The increased tuition would come to about $10,337 a year at the Urbana campus, plus room and board. At the Chicago campus tuition would be about $9,092, and $8,068 in Springfield.
-- additional reporting from the Associated Press
Faculty at the University of Illinois will head up a team working to place more medical records on line, and keep them out of the wrong hands.

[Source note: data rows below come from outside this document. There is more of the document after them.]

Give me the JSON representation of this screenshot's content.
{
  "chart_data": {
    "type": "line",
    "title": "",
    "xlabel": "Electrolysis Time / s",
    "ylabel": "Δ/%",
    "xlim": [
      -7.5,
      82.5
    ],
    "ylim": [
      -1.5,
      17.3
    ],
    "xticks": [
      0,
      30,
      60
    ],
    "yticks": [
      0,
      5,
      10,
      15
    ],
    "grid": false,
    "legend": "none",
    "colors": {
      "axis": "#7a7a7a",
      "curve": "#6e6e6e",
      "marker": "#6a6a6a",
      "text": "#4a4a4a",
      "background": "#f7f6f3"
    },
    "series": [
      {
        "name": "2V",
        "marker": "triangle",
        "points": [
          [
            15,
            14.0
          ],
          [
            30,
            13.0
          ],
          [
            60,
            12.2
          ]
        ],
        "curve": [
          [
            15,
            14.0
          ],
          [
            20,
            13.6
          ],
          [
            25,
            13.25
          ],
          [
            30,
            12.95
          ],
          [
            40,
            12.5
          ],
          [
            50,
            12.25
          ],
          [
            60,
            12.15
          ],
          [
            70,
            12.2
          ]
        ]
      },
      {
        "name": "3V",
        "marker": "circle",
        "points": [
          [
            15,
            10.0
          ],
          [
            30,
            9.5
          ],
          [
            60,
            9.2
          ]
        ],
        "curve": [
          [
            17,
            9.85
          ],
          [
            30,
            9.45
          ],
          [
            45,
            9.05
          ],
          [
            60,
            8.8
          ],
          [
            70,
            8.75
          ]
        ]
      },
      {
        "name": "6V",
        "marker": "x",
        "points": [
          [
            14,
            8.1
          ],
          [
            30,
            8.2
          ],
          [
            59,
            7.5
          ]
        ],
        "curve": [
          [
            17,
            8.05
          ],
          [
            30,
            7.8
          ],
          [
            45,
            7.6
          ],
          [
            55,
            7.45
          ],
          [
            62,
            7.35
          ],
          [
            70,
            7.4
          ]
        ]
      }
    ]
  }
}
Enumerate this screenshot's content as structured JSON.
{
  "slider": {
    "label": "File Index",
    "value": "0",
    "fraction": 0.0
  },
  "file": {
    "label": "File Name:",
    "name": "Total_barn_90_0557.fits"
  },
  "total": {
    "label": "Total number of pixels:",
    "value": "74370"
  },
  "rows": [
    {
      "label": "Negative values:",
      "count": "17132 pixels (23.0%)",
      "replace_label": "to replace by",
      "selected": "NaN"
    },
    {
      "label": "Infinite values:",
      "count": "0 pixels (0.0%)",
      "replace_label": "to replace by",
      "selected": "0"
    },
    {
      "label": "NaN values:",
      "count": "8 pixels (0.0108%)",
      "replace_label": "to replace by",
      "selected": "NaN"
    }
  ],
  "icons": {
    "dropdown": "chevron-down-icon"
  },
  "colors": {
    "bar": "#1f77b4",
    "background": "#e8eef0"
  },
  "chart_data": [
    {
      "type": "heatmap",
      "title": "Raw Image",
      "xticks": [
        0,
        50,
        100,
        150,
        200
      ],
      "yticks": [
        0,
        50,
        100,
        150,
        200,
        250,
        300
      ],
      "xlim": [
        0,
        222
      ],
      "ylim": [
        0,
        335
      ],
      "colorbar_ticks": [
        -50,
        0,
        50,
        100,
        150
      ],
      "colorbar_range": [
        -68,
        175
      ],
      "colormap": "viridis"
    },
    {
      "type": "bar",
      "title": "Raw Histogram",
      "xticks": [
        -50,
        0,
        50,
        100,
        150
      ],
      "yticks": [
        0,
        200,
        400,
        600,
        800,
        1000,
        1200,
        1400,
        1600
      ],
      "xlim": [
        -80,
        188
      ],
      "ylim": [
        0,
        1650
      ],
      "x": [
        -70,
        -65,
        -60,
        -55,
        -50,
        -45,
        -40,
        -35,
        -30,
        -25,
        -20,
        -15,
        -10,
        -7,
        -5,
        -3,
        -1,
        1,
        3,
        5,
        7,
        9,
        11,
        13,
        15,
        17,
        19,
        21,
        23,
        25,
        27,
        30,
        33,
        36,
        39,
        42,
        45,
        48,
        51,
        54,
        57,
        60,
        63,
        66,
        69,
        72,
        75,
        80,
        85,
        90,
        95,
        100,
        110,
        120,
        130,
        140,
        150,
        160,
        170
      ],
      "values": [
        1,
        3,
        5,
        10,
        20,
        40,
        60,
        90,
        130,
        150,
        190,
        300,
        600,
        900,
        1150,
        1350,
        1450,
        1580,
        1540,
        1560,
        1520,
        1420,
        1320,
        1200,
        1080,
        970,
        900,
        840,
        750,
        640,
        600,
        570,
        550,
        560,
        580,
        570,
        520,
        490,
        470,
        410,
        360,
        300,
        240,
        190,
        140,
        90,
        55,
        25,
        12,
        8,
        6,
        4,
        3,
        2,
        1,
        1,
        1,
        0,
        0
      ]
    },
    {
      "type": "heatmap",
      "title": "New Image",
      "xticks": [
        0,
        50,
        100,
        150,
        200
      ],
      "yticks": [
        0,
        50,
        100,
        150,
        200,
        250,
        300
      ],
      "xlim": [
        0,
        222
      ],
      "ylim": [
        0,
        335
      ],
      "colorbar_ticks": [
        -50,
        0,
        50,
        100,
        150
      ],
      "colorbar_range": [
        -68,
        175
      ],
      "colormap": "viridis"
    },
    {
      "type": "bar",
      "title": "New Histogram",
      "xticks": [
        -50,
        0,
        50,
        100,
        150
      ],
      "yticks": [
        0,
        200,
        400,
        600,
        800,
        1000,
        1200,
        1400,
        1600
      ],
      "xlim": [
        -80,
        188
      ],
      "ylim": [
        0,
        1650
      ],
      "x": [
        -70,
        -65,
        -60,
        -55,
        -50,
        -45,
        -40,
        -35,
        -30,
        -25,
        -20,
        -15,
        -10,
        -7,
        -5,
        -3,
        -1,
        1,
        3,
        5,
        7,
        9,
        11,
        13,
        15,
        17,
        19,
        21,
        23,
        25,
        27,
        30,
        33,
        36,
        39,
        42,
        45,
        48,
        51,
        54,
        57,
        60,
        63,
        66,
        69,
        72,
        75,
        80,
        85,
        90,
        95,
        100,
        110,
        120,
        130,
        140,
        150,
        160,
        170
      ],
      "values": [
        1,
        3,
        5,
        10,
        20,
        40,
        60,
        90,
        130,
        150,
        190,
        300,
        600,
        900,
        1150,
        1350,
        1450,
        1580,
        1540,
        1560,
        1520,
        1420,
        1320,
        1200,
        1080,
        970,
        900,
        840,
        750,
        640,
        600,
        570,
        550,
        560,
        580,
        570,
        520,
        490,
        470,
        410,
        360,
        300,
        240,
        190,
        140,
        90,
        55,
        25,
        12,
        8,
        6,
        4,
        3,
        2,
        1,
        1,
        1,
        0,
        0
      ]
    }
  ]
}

A $15 million grant from the US Department of Health and Human Services was awarded to 20 researchers from 12 universities, led by the U of I's Information Trust Institute. Computer Science Professor Carl Gunter is the lead investigator for a project called Strategic Healthcare Information Technology Advanced Research Projects on Security, or 'SHARPS.' Gunter says moving from a paper record system to one that's electronically based offers a series of challenges. He says threats to privacy can exist inside a hospital or in the process of transferring records between medical facilities, which requires patient consent.
Gunter says a third challenge exists for patients wanting to relay medical information electronically from their home... accessing those records as they would a bank account. "Allowing someone who may have health problems to get a blood pressure reading at home once a day," says Gunter. ''...and then their physician can track their position more closely, like outpatient care, where it uses individual monitoring devices to allow people to use networks to transfer their data back." Gunter says the federal grant will support collaborative efforts. His work will integrate cyber security research at sites like the U of I and New York University with medical facilities like Northwestern Memorial Hospital.
The grant will last four years. Three others totaling $45 million were awarded to other institutions in related areas.